Autrement dit, ils font leur l’un des principes formulés par la Première Internationale: “L’émancipation des travailleurs sera l’œuvre des travailleurs eux-mêmes.” Ceux-là œuvrent ainsi au combat pour la révolution et une communauté humaine mondiales.

Le CCI appartient au même camp que ces anarchistes internationalistes qui défendent réellement l’autonomie ouvrière ! Oui, nous les considérons comme des camarades avec qui nous souhaitons débattre et collaborer ! Oui, nous pensons également que ces militants anarchistes ont bien plus en commun avec la Gauche communiste qu’avec ceux qui, sous la même étiquette anarchiste, défendent en réalité des positions nationalistes ou “réformistes” et qui sont donc en fait, des défenseurs du capitalisme, des réactionnaires !

Dans le débat qui est peu à peu en train de se développer entre tous les éléments ou groupes révolutionnaires et internationalistes de la planète, il y aura inévitablement des erreurs, des débats vifs et animés, des maladresses, des malentendus et de vrais désaccords Mais les besoins de la lutte du prolétariat contre un capitalisme de plus en plus invivable et barbare, la perspective indispensable de la révolution prolétarienne mondiale, condition pour garantir la survie de l’humanité et de la planète, exigent cet effort. Il s’agit là d’un devoir. Et aujourd’hui qu’émergent à nouveau des minorités prolétariennes révolutionnaires dans de nombreux pays, se réclamant soit du marxisme soit de l’anarchisme (ou qui sont ouverts aux deux), ce devoir de débattre et collaborer doit rencontrer une adhésion déterminée et enthousiaste !
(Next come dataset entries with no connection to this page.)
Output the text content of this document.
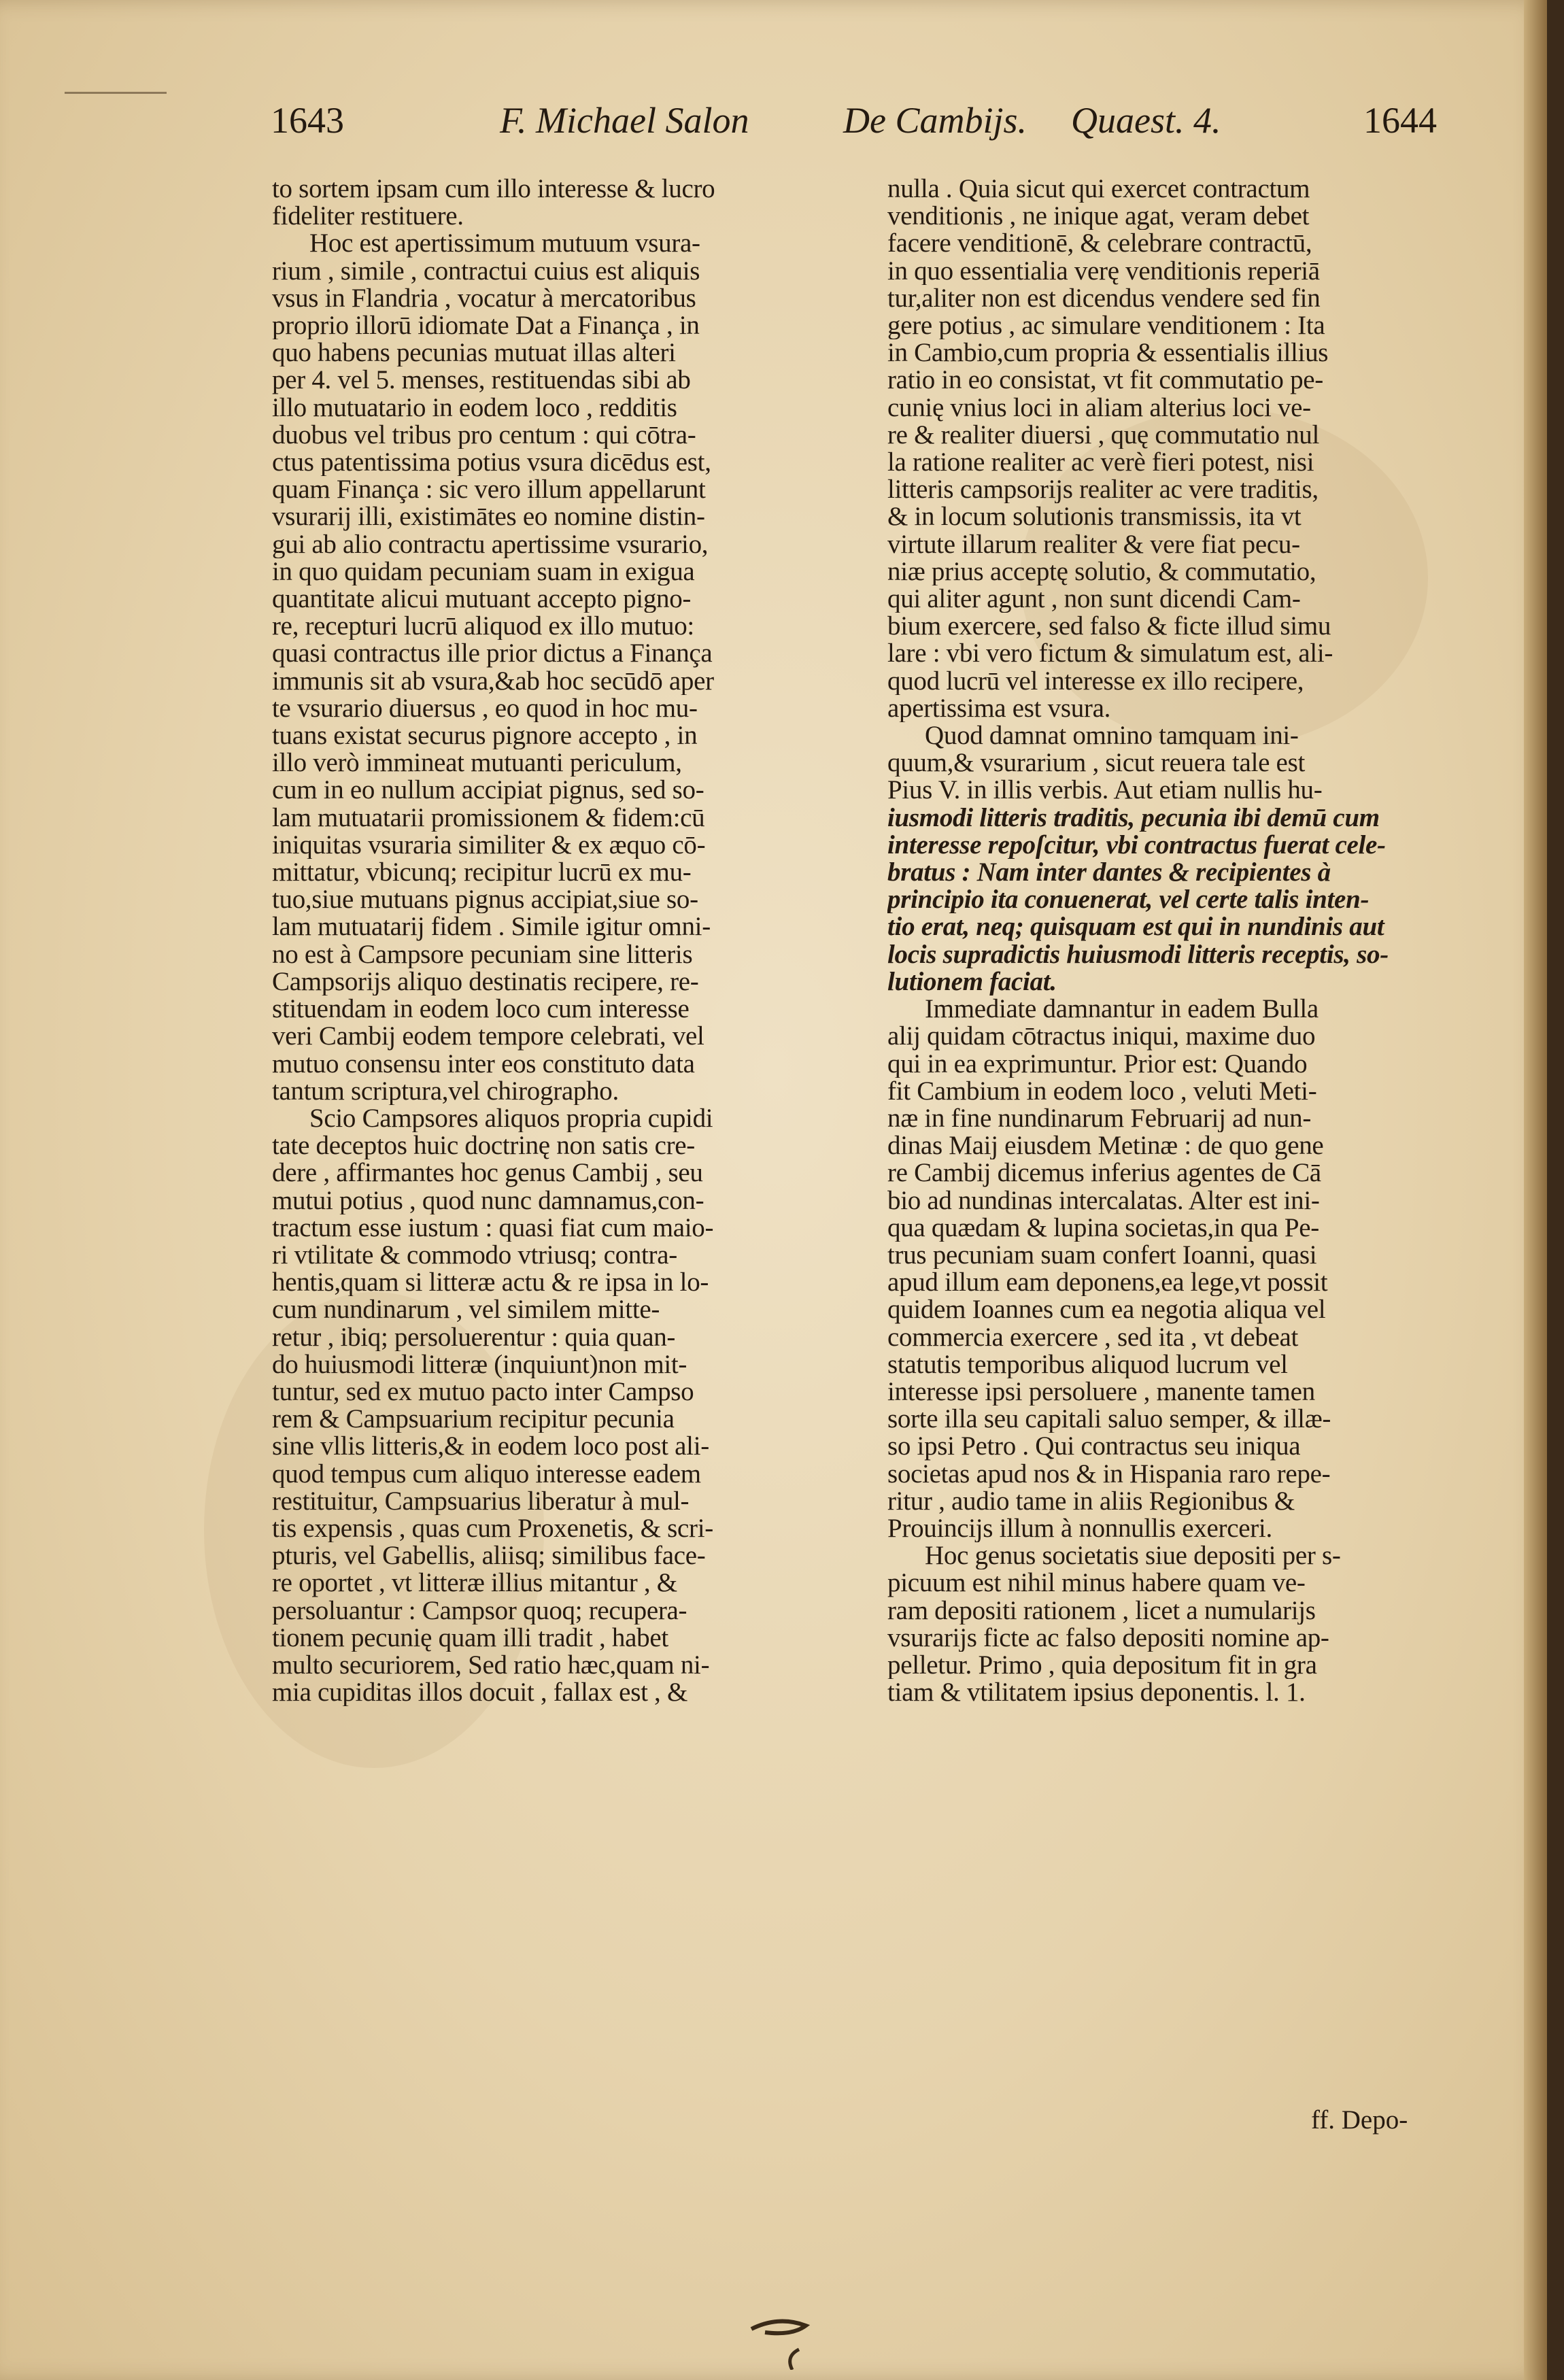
1643	F. Michael Salon	De Cambijs. Quaest. 4.	1644
to sortem ipsam cum illo interesse & lucro
fideliter restituere.
Hoc est apertissimum mutuum vsura-
rium , simile , contractui cuius est aliquis
vsus in Flandria , vocatur à mercatoribus
proprio illorū idiomate Dat a Finança , in
quo habens pecunias mutuat illas alteri
per 4. vel 5. menses, restituendas sibi ab
illo mutuatario in eodem loco , redditis
duobus vel tribus pro centum : qui cōtra-
ctus patentissima potius vsura dicēdus est,
quam Finança : sic vero illum appellarunt
vsurarij illi, existimātes eo nomine distin-
gui ab alio contractu apertissime vsurario,
in quo quidam pecuniam suam in exigua
quantitate alicui mutuant accepto pigno-
re, recepturi lucrū aliquod ex illo mutuo:
quasi contractus ille prior dictus a Finança
immunis sit ab vsura,&ab hoc secūdō aper
te vsurario diuersus , eo quod in hoc mu-
tuans existat securus pignore accepto , in
illo verò immineat mutuanti periculum,
cum in eo nullum accipiat pignus, sed so-
lam mutuatarii promissionem & fidem:cū
iniquitas vsuraria similiter & ex æquo cō-
mittatur, vbicunq; recipitur lucrū ex mu-
tuo,siue mutuans pignus accipiat,siue so-
lam mutuatarij fidem . Simile igitur omni-
no est à Campsore pecuniam sine litteris
Campsorijs aliquo destinatis recipere, re-
stituendam in eodem loco cum interesse
veri Cambij eodem tempore celebrati, vel
mutuo consensu inter eos constituto data
tantum scriptura,vel chirographo.
Scio Campsores aliquos propria cupidi
tate deceptos huic doctrinę non satis cre-
dere , affirmantes hoc genus Cambij , seu
mutui potius , quod nunc damnamus,con-
tractum esse iustum : quasi fiat cum maio-
ri vtilitate & commodo vtriusq; contra-
hentis,quam si litteræ actu & re ipsa in lo-
cum nundinarum , vel similem mitte-
retur , ibiq; persoluerentur : quia quan-
do huiusmodi litteræ (inquiunt)non mit-
tuntur, sed ex mutuo pacto inter Campso
rem & Campsuarium recipitur pecunia
sine vllis litteris,& in eodem loco post ali-
quod tempus cum aliquo interesse eadem
restituitur, Campsuarius liberatur à mul-
tis expensis , quas cum Proxenetis, & scri-
pturis, vel Gabellis, aliisq; similibus face-
re oportet , vt litteræ illius mitantur , &
persoluantur : Campsor quoq; recupera-
tionem pecunię quam illi tradit , habet
multo securiorem, Sed ratio hæc,quam ni-
mia cupiditas illos docuit , fallax est , &
nulla . Quia sicut qui exercet contractum
venditionis , ne inique agat, veram debet
facere venditionē, & celebrare contractū,
in quo essentialia verę venditionis reperiā
tur,aliter non est dicendus vendere sed fin
gere potius , ac simulare venditionem : Ita
in Cambio,cum propria & essentialis illius
ratio in eo consistat, vt fit commutatio pe-
cunię vnius loci in aliam alterius loci ve-
re & realiter diuersi , quę commutatio nul
la ratione realiter ac verè fieri potest, nisi
litteris campsorijs realiter ac vere traditis,
& in locum solutionis transmissis, ita vt
virtute illarum realiter & vere fiat pecu-
niæ prius acceptę solutio, & commutatio,
qui aliter agunt , non sunt dicendi Cam-
bium exercere, sed falso & ficte illud simu
lare : vbi vero fictum & simulatum est, ali-
quod lucrū vel interesse ex illo recipere,
apertissima est vsura.
Quod damnat omnino tamquam ini-
quum,& vsurarium , sicut reuera tale est
Pius V. in illis verbis. Aut etiam nullis hu-
iusmodi litteris traditis, pecunia ibi demū cum
interesse repoſcitur, vbi contractus fuerat cele-
bratus : Nam inter dantes & recipientes à
principio ita conuenerat, vel certe talis inten-
tio erat, neq; quisquam est qui in nundinis aut
locis supradictis huiusmodi litteris receptis, so-
lutionem faciat.
Immediate damnantur in eadem Bulla
alij quidam cōtractus iniqui, maxime duo
qui in ea exprimuntur. Prior est: Quando
fit Cambium in eodem loco , veluti Meti-
næ in fine nundinarum Februarij ad nun-
dinas Maij eiusdem Metinæ : de quo gene
re Cambij dicemus inferius agentes de Cā
bio ad nundinas intercalatas. Alter est ini-
qua quædam & lupina societas,in qua Pe-
trus pecuniam suam confert Ioanni, quasi
apud illum eam deponens,ea lege,vt possit
quidem Ioannes cum ea negotia aliqua vel
commercia exercere , sed ita , vt debeat
statutis temporibus aliquod lucrum vel
interesse ipsi persoluere , manente tamen
sorte illa seu capitali saluo semper, & illæ-
so ipsi Petro . Qui contractus seu iniqua
societas apud nos & in Hispania raro repe-
ritur , audio tame in aliis Regionibus &
Prouincijs illum à nonnullis exerceri.
Hoc genus societatis siue depositi per s-
picuum est nihil minus habere quam ve-
ram depositi rationem , licet a numularijs
vsurarijs ficte ac falso depositi nomine ap-
pelletur. Primo , quia depositum fit in gra
tiam & vtilitatem ipsius deponentis. l. 1.
ff. Depo-
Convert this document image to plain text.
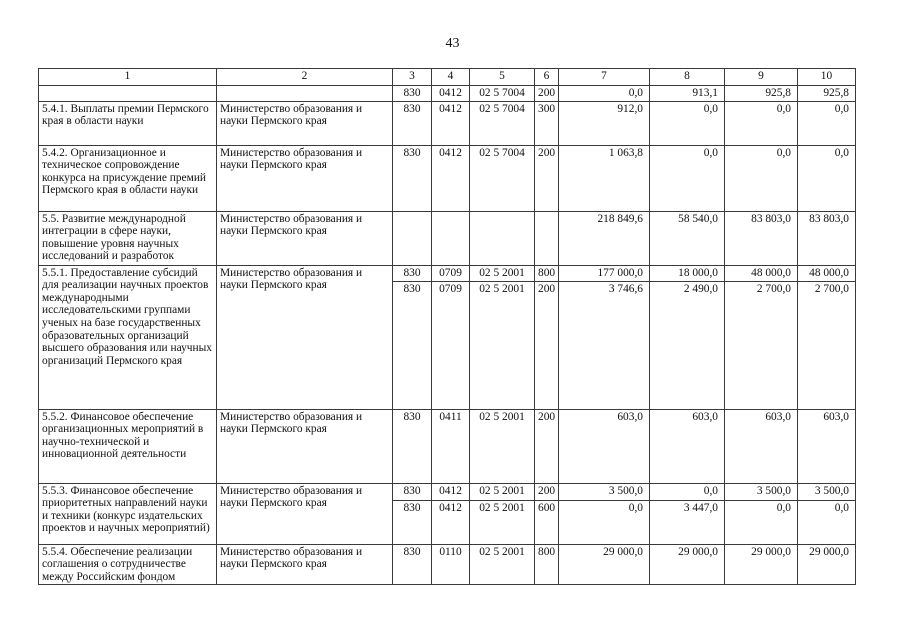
43
1	2	3	4	5	6	7	8	9	10
		830	0412	02 5 7004	200	0,0	913,1	925,8	925,8
5.4.1. Выплаты премии Пермского края в области науки	Министерство образования и науки Пермского края	830	0412	02 5 7004	300	912,0	0,0	0,0	0,0
5.4.2. Организационное и техническое сопровождение конкурса на присуждение премий Пермского края в области науки	Министерство образования и науки Пермского края	830	0412	02 5 7004	200	1 063,8	0,0	0,0	0,0
5.5. Развитие международной интеграции в сфере науки, повышение уровня научных исследований и разработок	Министерство образования и науки Пермского края					218 849,6	58 540,0	83 803,0	83 803,0
5.5.1. Предоставление субсидий для реализации научных проектов международными исследовательскими группами ученых на базе государственных образовательных организаций высшего образования или научных организаций Пермского края	Министерство образования и науки Пермского края	830	0709	02 5 2001	800	177 000,0	18 000,0	48 000,0	48 000,0
		830	0709	02 5 2001	200	3 746,6	2 490,0	2 700,0	2 700,0
5.5.2. Финансовое обеспечение организационных мероприятий в научно-технической и инновационной деятельности	Министерство образования и науки Пермского края	830	0411	02 5 2001	200	603,0	603,0	603,0	603,0
5.5.3. Финансовое обеспечение приоритетных направлений науки и техники (конкурс издательских проектов и научных мероприятий)	Министерство образования и науки Пермского края	830	0412	02 5 2001	200	3 500,0	0,0	3 500,0	3 500,0
		830	0412	02 5 2001	600	0,0	3 447,0	0,0	0,0
5.5.4. Обеспечение реализации соглашения о сотрудничестве между Российским фондом	Министерство образования и науки Пермского края	830	0110	02 5 2001	800	29 000,0	29 000,0	29 000,0	29 000,0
Courant Communiste International

°°°°°°°°°°°°°°°°°°°°°°°°°°°°°°°°°°°°°°°°°

Les prochains articles de cette série traiteront des questions suivantes:
Sur nos difficultés à débattre et les moyens de les dépasser.
Comment cultiver le débat.

1) Deux organisations anarchistes internationalistes, le GSL – Grupo Socialista Libertario (http://webgsl.wordpress.com/) et le PAM - Proyecto Anarquista Metropolitano (http://proyectoanarquistametropolitano.blogspot.com)

2) Un climat chaleureux a d’ailleurs régné tout au long de cette réunion. Lire le compte-rendu intitulé “Réunion CNT-AIT de Toulouse du 15 avril 2010: vers la constitution d’un creuset de réflexion dans le milieu internationaliste”.

3) “Les anarchistes et la guerre (I)” (RI no 402), “La participation des anarchistes à la Seconde Guerre mondiale (II)” (RI no 403), “De la Seconde Guerre mondiale à aujourd’hui (III)” (RI no 404), “L’internationalisme, une question cruciale (IV)” (RI no 405).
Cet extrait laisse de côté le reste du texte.